Many parents want to ensure that their children have as best a start in life as possible. This does not simply refer to their early years. Opening ethical junior ISAs at Wealthify allows you to put money away for your child in an account that they can own from the age of 16, and withdraw from when they reach 18. It is possible to transfer the junior ISA to and from different providers, which can help you to chase the best rates. This money can then grow, without being subjected to any taxes, meaning your child could have a decent lump of money to start them off in their adult life.

Lifetime ISA

This ISA is meant as a form of long-term investment, either for buying your first home or even to put money away for when you at least 60 years old. The requirements for this account are that, on opening, you are between 18 and 40 years old. You may also be able to access your money, without having to pay any tax on the amount, if you are diagnosed with a terminal illness. 

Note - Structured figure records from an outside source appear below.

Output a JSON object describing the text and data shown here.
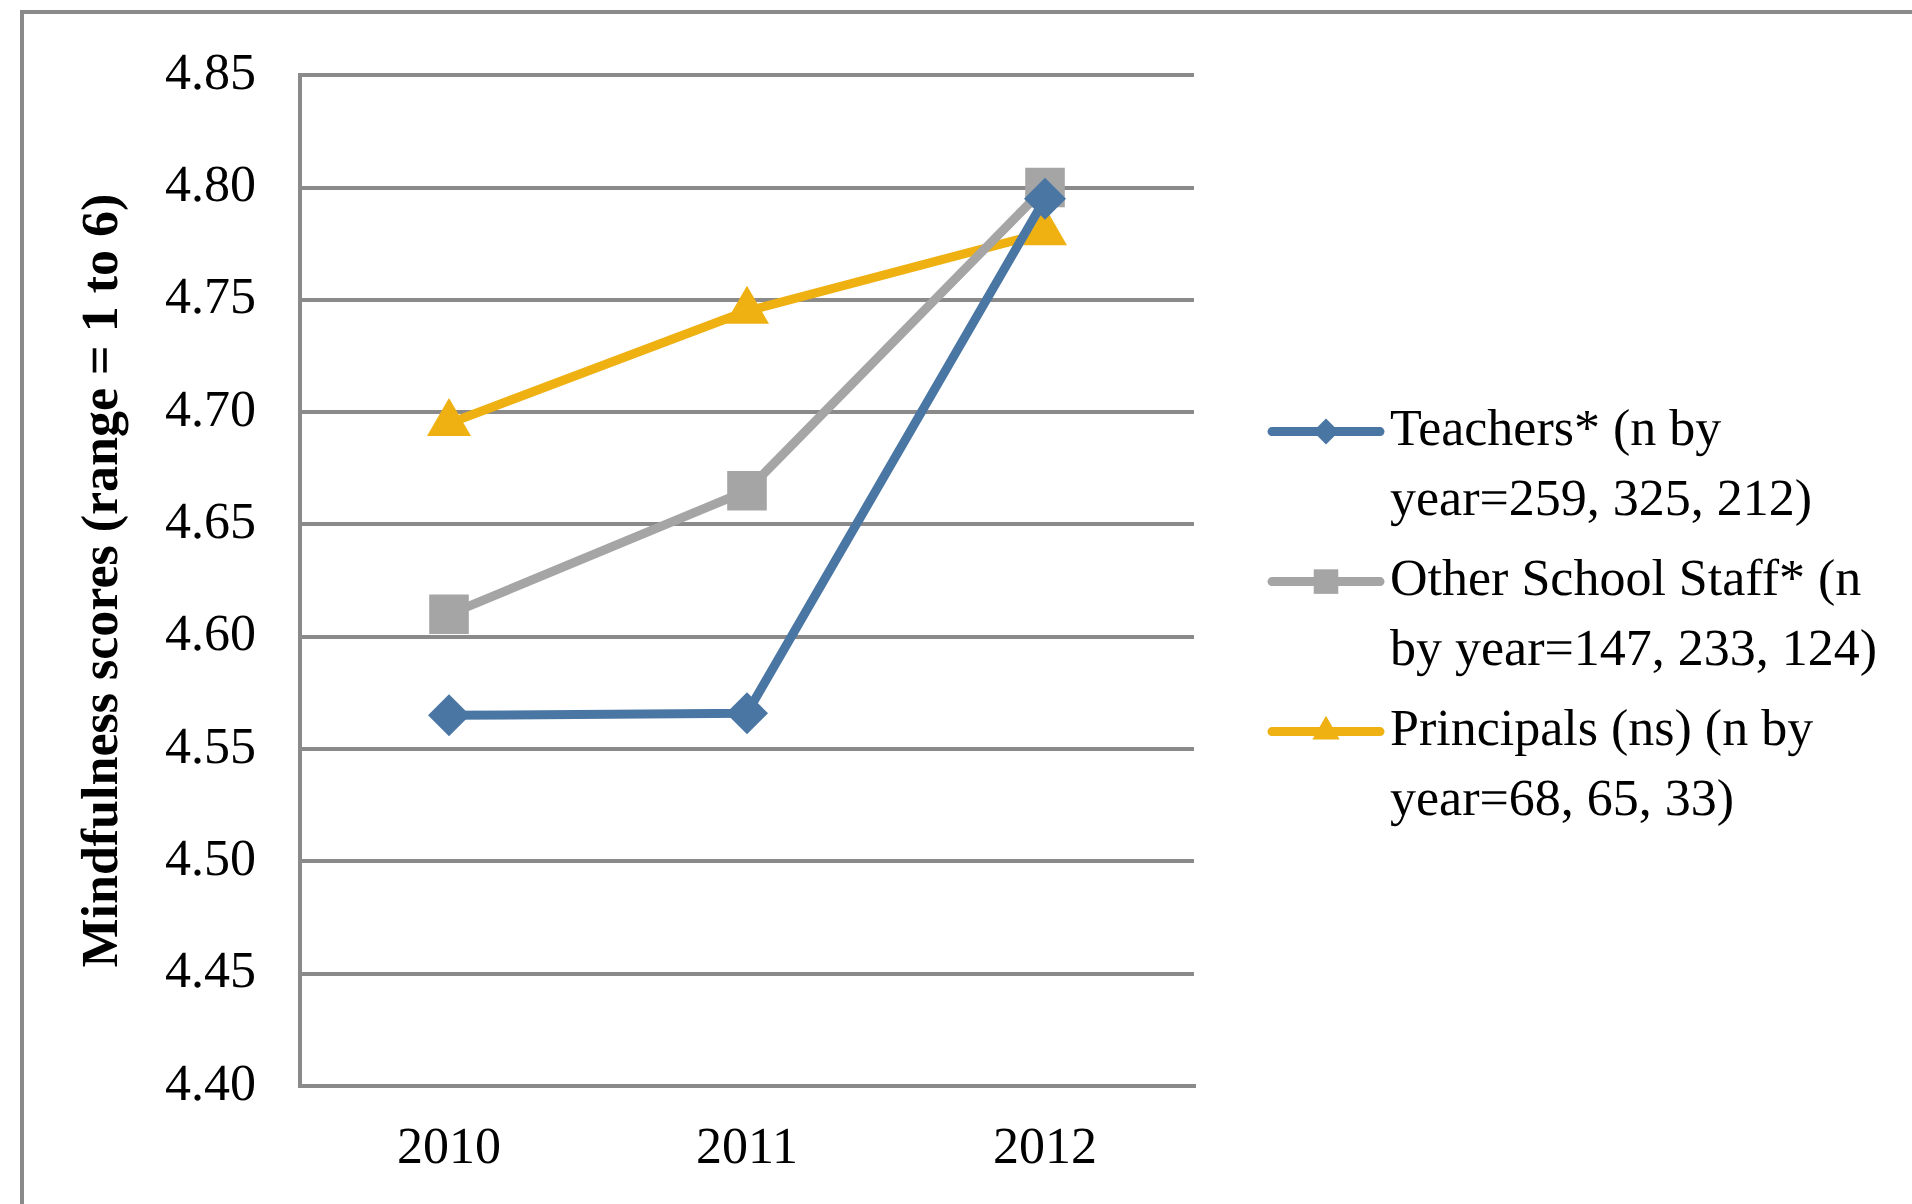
{
  "chart_data": {
    "type": "line",
    "ylabel": "Mindfulness scores (range = 1 to 6)",
    "categories": [
      "2010",
      "2011",
      "2012"
    ],
    "series": [
      {
        "name": "Teachers* (n by year=259, 325, 212)",
        "color": "#4a76a4",
        "marker": "diamond",
        "values": [
          4.565,
          4.566,
          4.795
        ]
      },
      {
        "name": "Other School Staff* (n by year=147, 233, 124)",
        "color": "#a5a5a5",
        "marker": "square",
        "values": [
          4.61,
          4.665,
          4.8
        ]
      },
      {
        "name": "Principals (ns) (n by year=68, 65, 33)",
        "color": "#efb112",
        "marker": "triangle",
        "values": [
          4.695,
          4.745,
          4.78
        ]
      }
    ],
    "ylim": [
      4.4,
      4.85
    ],
    "yticks": [
      {
        "value": 4.4,
        "label": "4.40"
      },
      4.45,
      {
        "value": 4.5,
        "label": "4.50"
      },
      4.55,
      {
        "value": 4.6,
        "label": "4.60"
      },
      4.65,
      {
        "value": 4.7,
        "label": "4.70"
      },
      4.75,
      {
        "value": 4.8,
        "label": "4.80"
      },
      4.85
    ],
    "grid": "y",
    "legend": "right",
    "line_style": "solid"
  }
}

With a Lifetime ISA, you will receive bonuses from the government into your account each month. Currently, this figure stands at 25%, meaning if you put £100 into your account that month, you will end up with £125. If you choose to withdraw your money before you meet any of the above criteria, charges will apply.

Cash ISA

A popular form of savings account is the standard Cash ISA. You may have one of these accounts per year, and need to be at least 16 years old to acquire one. Considering that interest rates vary depending on the provider, it can be beneficial to look at the rates set by each bank or building society before opening your account. You can then potentially close accounts and open them with different providers if you wish, or look into what transfer options are available to you should you later find a better rate elsewhere.

Saving money in an Individual Saving Account can be a good way of building up your money without being subjected to extra taxes. When you consider how long you wish to save for, you can choose the best ISA appropriate to you, and allow your money to grow.